Una banale constatazione va però fatta. I tre Paesi pesano per il 65,5% del Pil della Uem e il 46,6% del Pil della Ue. Perciò senza una loro convergenza, quella degli altri 25 frastagliati Paesi (che con Brexit diventeranno 24) della Ue o degli altri 16 Paesi della Uem non farà massa per una dimensione mondiale. Un base a tre darebbe più garanzie anche ai Paesi piccoli che aggregati alla Germania diventerebbero solo la sua periferia.

Ecco perché questi tre Paesi hanno grandi responsabilità per tutta la Ue e la Uem e perché le loro politiche non sono solo o prevalentemente “interne” come quelle dei piccoli Paesi.

Germania,Francia Italia. Italia e Francia devono però accelerare sulle riforme come richiede la Commissione nella recente analisi dove si rileva che i due Paesi presentano squilibri macroeconomici eccessivi e in negativo mentre opposti, ma pur sempre squilibri, sono quelli della Germania che è “troppo “forte.

Più precisamente la Commissione rileva che la Germania ha un surplus di parte corrente eccessivo che riflette uno squilibrio tra investimenti (pochi)e risparmio (troppo). Una riduzione del surplus con più domanda interna specie di investimenti infrastrutturali avrebbe effetti positivi importanti su tutta la Uem. Gli investimenti sarebbero realizzabili senza stress per la Germania dato il surplus delle sue finanze pubbliche e il risparmio di quelle private.

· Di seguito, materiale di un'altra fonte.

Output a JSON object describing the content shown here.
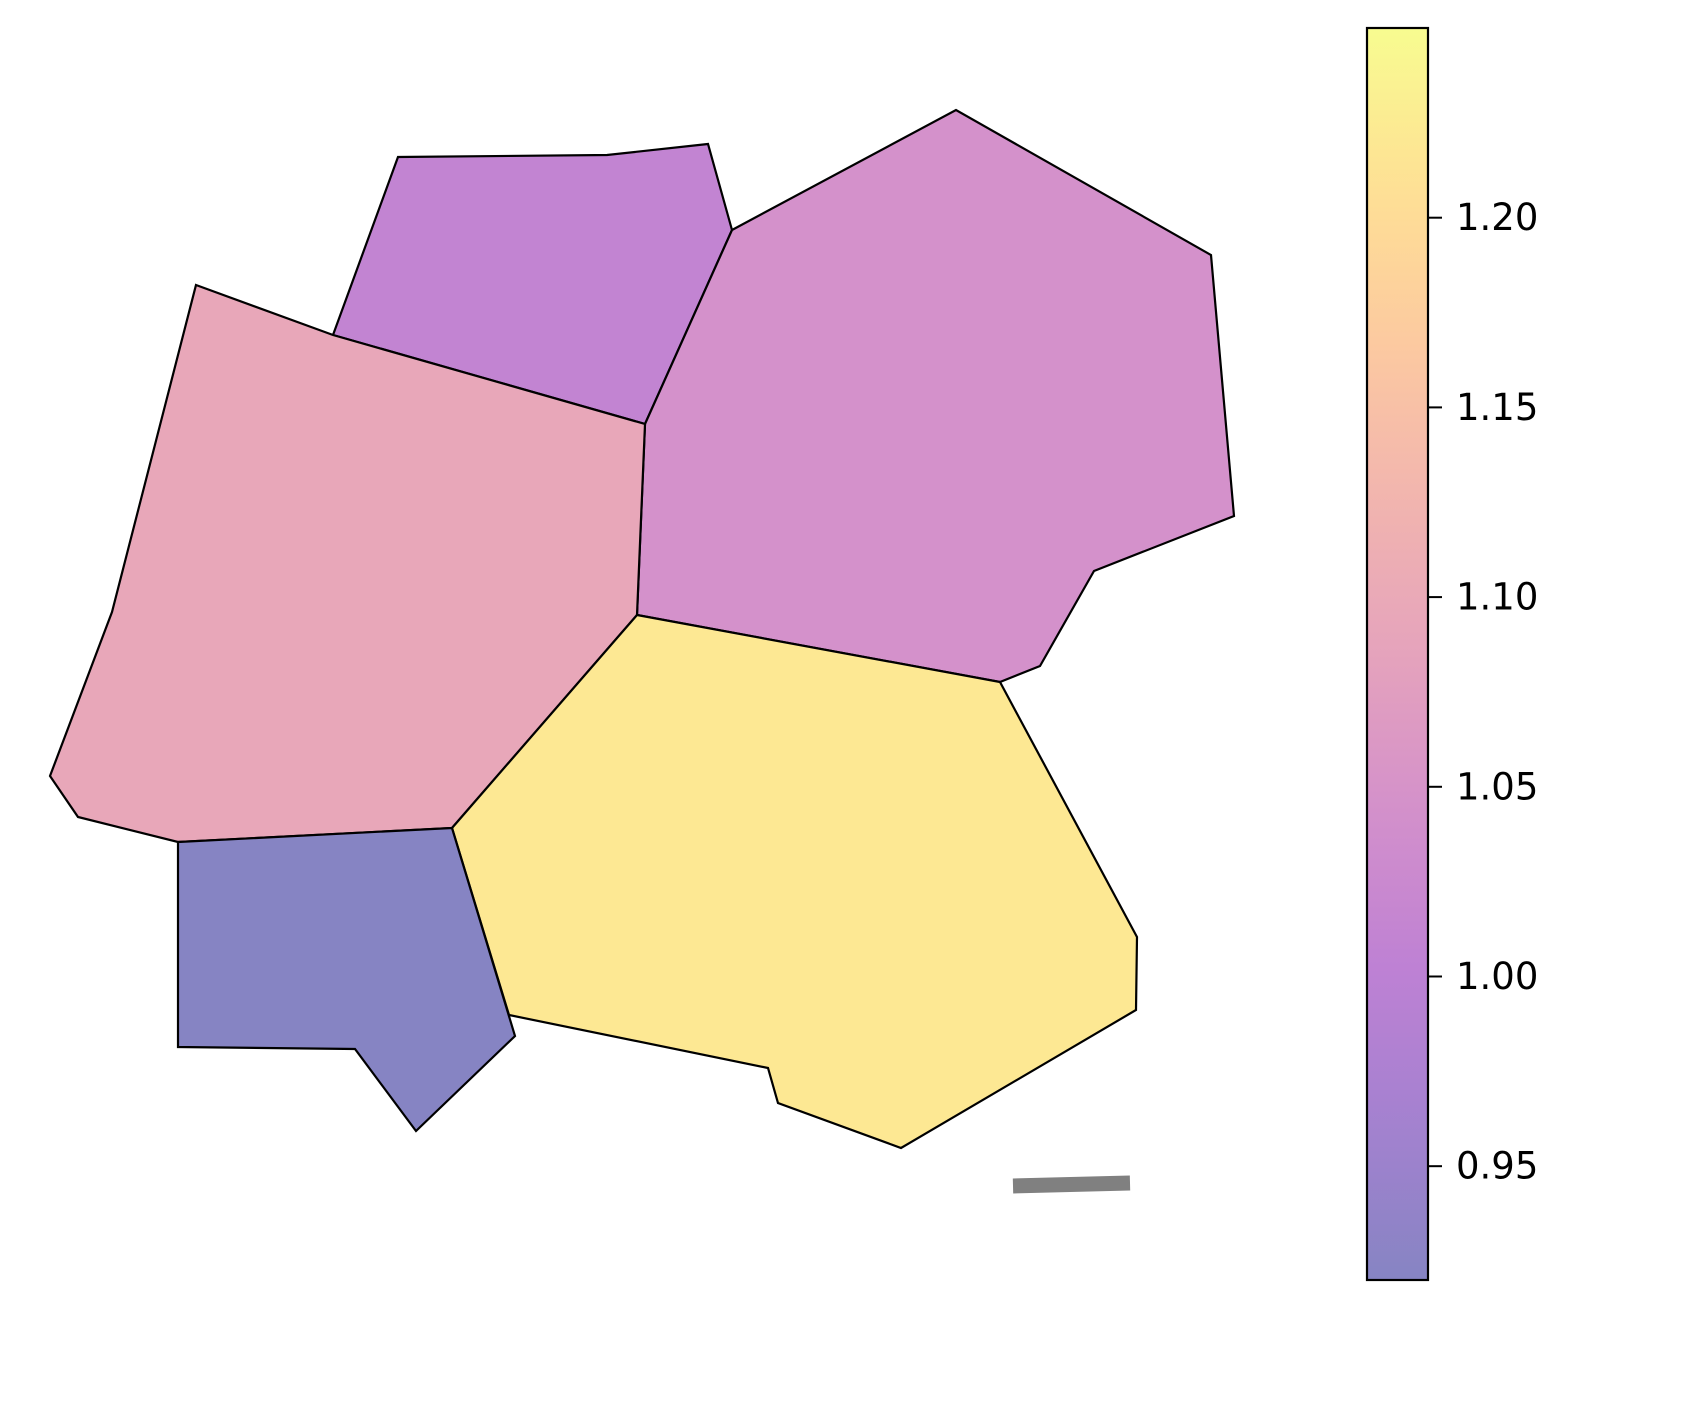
{
  "chart_data": {
    "type": "choropleth",
    "title": "",
    "colormap": "plasma",
    "alpha": 0.5,
    "regions": [
      {
        "name": "",
        "value": 1.01
      },
      {
        "name": "",
        "value": 1.045
      },
      {
        "name": "",
        "value": 1.095
      },
      {
        "name": "",
        "value": 1.22
      },
      {
        "name": "",
        "value": 0.92
      }
    ],
    "colorbar": {
      "vmin": 0.92,
      "vmax": 1.25,
      "ticks": [
        0.95,
        1.0,
        1.05,
        1.1,
        1.15,
        1.2
      ],
      "tick_labels": [
        "0.95",
        "1.00",
        "1.05",
        "1.10",
        "1.15",
        "1.20"
      ]
    },
    "scale_bar": {
      "color": "#808080"
    }
  }
}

Per converso la Francia soffre di una bassa crescita della produttività che danneggia la competitività e i margini di profitto con effetti sia sulle esportazioni che sugli investimenti e con effetti transfrontalieri. Il debito pubblico continua a crescere anche se in decelerazione ma non tale da fugare preoccupazioni sul medio termine e ciò richiede più efficienza nella spesa pubblica e nella tassazione.

E infine l’Italia soffre di un debito pubblico sul Pil eccessivo (al quale la Commissione dedica addirittura un’analisi specifica) e che, pur avviandosi ad una stabilizzazione, non è ancora su un sentiero decrescente a causa sia della riduzione nel saldo primario strutturale di bilancio sia della bassa crescita del Pil nominale. La scarsa dinamica della produttività continua anche a causa della lenta ripresa degli investimenti, di un settore dei servizi poco dinamico e dell’inefficienza della macchina pubblica. I crediti non performing hanno appena cominciato a stabilizzarsi ma pesano sui profitti delle banche e rendono difficile le ricapitalizzazioni e l’erogazione del credito.

Una conclusione italiana. L’Italia appare però la più debole malgrado la ripresa della crescita e il riconoscimento della Commissione che alcune riforme significative sono state fatte. Eppure l’idea della convergenza dei tre Paesi può essere coltivata sia perché vi è già un’integrazione di sistemi industriali potenti (che potrebbero essere ulteriormente rafforzati anche nei sistemi 4.0) sia perché (come ha dimostrato Marco Fortis) la rilevanza mondiale delle loro esportazioni dipende molto dalle loro interrelazioni. Nulla si potrà tuttavia fare in Italia senza un sistema politico stabile e capace di fare riforme utili e durevoli.